Widać było, że Thomas ma orientację, co do tego miasta i jego zakątków. Moje myśli przerwał on, chwycił mnie za rękę i pociągnął za sobą. Mijaliśmy ulice, ludzi i przeróżne budynki. Starałam się nie uronić, chodźmy nawet jednej łzy, ale w sercu czułam ogromny wstyd i ból. Usłyszałam głos, który był skierowany w moją stronę.
- To, tu. - spojrzał na mnie i na budynek, przed, którym się znajdowaliśmy.
Na nieruchomości, widniał ledowy napis ,,Bar Fast Food". Była dość długa kolejka, a wewnątrz były tłumy klientów. Sądząc, po tym nie był to zły lokal. Weszliśmy do środka i stanęliśmy przy ladzie. Wybór był ogromny. Począwszy wybrałam ekskluzywny truskawkowy lód.
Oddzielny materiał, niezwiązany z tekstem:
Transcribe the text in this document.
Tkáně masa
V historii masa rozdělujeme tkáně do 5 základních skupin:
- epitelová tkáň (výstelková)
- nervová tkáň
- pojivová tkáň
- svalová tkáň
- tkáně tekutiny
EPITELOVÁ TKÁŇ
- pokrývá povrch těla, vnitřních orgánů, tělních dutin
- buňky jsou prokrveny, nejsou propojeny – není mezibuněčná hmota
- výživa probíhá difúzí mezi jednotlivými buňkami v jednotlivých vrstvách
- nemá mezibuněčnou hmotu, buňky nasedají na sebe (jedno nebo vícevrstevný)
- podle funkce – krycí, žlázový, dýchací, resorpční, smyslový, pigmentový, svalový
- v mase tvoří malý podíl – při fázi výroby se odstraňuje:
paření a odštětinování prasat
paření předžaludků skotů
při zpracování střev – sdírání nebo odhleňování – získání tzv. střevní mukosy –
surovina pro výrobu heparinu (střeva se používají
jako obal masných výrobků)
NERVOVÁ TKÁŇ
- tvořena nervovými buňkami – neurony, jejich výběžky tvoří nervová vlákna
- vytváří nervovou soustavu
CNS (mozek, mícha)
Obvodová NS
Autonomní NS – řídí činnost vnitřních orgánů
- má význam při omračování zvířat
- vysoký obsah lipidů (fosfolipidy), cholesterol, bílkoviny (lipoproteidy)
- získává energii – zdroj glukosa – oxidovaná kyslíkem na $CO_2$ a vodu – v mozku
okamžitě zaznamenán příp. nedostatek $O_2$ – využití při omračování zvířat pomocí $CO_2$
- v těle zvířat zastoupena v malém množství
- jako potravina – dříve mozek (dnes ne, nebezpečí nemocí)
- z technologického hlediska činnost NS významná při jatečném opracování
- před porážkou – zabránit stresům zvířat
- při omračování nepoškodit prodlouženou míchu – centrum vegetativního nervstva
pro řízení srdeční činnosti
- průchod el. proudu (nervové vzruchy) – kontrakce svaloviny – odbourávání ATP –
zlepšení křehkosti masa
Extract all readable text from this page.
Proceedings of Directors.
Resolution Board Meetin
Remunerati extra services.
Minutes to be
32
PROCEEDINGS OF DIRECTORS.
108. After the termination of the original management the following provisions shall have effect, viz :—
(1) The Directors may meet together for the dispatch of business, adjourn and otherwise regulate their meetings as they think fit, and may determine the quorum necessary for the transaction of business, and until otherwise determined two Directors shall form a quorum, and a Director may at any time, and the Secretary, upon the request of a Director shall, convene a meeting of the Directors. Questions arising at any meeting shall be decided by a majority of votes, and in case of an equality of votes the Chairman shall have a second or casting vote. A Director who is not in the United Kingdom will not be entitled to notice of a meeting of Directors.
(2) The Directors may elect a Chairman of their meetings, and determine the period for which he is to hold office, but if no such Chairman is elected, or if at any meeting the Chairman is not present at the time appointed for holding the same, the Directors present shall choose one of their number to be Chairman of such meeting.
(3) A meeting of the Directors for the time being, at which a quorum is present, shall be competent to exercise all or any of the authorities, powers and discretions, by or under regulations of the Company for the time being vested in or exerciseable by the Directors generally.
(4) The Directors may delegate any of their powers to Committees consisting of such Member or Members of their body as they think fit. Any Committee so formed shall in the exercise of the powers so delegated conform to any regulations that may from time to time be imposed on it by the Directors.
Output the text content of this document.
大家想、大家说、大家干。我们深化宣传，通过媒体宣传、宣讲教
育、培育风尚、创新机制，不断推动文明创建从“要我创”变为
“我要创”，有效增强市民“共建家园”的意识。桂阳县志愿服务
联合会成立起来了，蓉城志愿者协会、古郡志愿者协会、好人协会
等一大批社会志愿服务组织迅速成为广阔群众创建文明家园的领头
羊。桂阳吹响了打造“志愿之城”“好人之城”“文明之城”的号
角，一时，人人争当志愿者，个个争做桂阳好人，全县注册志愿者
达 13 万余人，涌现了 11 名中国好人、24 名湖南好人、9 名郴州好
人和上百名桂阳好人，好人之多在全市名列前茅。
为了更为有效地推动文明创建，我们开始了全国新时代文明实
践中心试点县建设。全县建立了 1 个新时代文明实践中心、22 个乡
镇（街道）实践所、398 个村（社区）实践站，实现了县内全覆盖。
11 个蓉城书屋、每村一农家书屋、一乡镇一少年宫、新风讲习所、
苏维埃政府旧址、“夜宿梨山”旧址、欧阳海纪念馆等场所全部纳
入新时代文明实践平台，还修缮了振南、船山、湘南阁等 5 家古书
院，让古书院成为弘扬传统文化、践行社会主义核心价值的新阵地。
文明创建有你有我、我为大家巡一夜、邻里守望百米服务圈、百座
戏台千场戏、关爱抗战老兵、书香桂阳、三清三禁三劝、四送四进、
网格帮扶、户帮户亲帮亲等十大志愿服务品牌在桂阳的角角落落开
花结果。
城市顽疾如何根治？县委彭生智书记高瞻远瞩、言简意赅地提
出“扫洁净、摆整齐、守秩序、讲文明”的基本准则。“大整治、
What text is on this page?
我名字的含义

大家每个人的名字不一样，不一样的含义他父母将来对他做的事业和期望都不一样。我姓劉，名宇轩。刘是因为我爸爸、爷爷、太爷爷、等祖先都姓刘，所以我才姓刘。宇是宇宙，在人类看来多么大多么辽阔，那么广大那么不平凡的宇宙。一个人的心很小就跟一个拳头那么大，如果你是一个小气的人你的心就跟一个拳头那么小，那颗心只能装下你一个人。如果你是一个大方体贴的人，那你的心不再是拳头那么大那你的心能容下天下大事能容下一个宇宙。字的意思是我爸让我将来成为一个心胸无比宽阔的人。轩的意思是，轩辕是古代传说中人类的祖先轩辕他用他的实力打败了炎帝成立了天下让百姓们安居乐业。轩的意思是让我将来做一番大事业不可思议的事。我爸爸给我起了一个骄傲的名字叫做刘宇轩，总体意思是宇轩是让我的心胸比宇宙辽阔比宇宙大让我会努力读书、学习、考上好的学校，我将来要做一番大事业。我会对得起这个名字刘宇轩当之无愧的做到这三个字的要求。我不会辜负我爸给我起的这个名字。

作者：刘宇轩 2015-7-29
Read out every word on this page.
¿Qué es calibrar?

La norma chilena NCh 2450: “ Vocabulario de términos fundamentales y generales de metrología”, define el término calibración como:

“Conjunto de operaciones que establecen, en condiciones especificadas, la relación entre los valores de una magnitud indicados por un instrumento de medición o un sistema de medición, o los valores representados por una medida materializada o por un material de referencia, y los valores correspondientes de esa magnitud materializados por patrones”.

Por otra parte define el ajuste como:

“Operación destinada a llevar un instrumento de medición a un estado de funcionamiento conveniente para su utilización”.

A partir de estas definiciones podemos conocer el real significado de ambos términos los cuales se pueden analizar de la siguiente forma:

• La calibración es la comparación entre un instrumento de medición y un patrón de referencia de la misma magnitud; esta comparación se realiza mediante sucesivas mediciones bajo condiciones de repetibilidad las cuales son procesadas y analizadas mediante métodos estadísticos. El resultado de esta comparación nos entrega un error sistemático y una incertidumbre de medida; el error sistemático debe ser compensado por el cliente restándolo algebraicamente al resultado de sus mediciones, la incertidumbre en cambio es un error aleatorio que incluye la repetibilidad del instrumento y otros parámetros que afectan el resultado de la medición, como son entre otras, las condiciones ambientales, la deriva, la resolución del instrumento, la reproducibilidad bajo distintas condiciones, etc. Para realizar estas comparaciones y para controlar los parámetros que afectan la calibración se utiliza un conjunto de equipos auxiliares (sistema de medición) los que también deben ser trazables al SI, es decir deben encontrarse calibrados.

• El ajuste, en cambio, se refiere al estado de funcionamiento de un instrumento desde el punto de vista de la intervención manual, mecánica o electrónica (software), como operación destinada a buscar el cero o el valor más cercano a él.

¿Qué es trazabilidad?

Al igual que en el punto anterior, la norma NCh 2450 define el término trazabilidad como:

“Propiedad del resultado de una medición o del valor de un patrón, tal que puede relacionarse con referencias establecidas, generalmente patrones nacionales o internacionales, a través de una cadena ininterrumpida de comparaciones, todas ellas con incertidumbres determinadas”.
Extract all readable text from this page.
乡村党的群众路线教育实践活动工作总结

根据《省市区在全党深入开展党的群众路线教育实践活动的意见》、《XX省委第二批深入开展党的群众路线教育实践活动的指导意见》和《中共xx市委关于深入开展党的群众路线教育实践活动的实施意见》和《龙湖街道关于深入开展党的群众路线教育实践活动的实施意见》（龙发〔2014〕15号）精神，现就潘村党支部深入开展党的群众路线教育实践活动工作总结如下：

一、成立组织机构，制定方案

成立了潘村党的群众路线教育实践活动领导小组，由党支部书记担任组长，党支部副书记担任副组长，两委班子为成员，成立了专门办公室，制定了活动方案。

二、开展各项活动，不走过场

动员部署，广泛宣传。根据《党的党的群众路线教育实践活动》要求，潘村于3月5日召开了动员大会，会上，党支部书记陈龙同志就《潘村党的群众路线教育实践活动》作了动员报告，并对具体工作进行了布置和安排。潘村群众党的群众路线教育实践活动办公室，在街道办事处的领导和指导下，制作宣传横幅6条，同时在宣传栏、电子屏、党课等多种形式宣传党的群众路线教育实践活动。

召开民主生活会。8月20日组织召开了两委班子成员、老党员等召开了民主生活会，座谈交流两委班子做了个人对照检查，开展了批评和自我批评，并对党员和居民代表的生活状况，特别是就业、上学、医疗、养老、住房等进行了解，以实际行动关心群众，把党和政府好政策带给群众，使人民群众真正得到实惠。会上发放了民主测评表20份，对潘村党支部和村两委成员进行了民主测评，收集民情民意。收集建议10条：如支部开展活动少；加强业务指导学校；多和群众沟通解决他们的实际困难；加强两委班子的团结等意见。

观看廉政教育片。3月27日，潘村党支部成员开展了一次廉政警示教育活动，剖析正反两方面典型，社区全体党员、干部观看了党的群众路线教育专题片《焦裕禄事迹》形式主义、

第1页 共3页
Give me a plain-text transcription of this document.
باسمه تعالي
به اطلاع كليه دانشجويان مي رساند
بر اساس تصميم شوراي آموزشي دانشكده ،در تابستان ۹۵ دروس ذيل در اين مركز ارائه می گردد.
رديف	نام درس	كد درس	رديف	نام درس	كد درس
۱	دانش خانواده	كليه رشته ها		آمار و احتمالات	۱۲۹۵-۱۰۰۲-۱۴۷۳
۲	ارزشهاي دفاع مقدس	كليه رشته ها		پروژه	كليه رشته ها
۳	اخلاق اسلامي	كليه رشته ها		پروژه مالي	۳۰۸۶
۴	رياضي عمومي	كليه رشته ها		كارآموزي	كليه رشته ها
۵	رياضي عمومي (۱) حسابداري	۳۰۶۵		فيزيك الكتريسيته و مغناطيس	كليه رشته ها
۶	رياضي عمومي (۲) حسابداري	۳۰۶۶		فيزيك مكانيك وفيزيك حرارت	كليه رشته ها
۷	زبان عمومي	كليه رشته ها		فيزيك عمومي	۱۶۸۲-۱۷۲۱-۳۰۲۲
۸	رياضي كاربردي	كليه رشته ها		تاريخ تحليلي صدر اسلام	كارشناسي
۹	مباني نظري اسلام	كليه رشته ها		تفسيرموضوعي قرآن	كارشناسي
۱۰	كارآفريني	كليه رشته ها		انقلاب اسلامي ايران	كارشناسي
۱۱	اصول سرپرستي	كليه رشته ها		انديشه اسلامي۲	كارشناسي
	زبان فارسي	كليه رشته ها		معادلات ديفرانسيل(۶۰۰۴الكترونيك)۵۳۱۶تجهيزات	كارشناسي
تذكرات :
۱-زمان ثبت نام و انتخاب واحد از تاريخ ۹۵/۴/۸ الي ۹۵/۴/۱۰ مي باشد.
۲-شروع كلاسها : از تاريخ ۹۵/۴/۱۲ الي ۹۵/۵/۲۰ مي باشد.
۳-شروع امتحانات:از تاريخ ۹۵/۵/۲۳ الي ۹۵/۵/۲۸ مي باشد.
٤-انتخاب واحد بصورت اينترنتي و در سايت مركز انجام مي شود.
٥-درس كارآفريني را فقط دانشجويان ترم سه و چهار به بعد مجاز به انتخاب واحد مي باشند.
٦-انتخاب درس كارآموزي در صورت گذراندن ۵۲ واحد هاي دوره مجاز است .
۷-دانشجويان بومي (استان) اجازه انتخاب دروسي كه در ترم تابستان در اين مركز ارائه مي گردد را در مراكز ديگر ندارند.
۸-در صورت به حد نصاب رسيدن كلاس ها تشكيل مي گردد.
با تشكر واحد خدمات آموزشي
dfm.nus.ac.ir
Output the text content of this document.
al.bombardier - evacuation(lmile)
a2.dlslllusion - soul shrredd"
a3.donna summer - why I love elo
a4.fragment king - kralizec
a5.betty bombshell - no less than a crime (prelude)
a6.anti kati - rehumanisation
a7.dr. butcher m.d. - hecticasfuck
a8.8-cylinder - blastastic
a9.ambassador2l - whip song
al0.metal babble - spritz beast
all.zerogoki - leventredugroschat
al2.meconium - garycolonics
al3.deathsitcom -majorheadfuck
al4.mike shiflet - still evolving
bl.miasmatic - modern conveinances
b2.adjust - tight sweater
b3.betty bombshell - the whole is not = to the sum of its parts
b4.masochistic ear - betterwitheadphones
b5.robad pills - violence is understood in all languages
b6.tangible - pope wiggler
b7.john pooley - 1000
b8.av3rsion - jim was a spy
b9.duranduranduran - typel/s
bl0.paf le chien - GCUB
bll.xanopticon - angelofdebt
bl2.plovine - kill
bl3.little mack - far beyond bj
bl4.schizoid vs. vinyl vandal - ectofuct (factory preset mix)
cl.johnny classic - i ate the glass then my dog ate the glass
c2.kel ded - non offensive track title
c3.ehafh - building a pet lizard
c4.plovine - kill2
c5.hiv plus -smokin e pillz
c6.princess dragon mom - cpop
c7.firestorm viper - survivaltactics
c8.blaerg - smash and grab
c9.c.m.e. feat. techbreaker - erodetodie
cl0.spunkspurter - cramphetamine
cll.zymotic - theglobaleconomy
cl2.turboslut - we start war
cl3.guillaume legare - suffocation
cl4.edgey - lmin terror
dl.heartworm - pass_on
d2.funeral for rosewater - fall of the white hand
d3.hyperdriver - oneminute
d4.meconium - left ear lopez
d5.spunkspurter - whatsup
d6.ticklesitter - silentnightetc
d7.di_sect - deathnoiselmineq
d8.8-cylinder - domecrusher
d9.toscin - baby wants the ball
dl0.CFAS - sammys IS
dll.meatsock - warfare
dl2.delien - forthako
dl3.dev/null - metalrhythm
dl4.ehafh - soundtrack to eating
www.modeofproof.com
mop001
Thomas chyba czekoladowy.
- Ja stawiam. - rzekł.
Nie miałam nic przeciwko temu, bo ostatnio mam problemy finansowe. Uśmiechnęłam się i szepnęłam tylko cichutko :..
- Dziękuję.
Usiedliśmy przy stoliku, który znajdował się na zewnątrz posesji. Spróbowałam loda, delikatnie oblizałam swoje wargi, delektując się smakiem.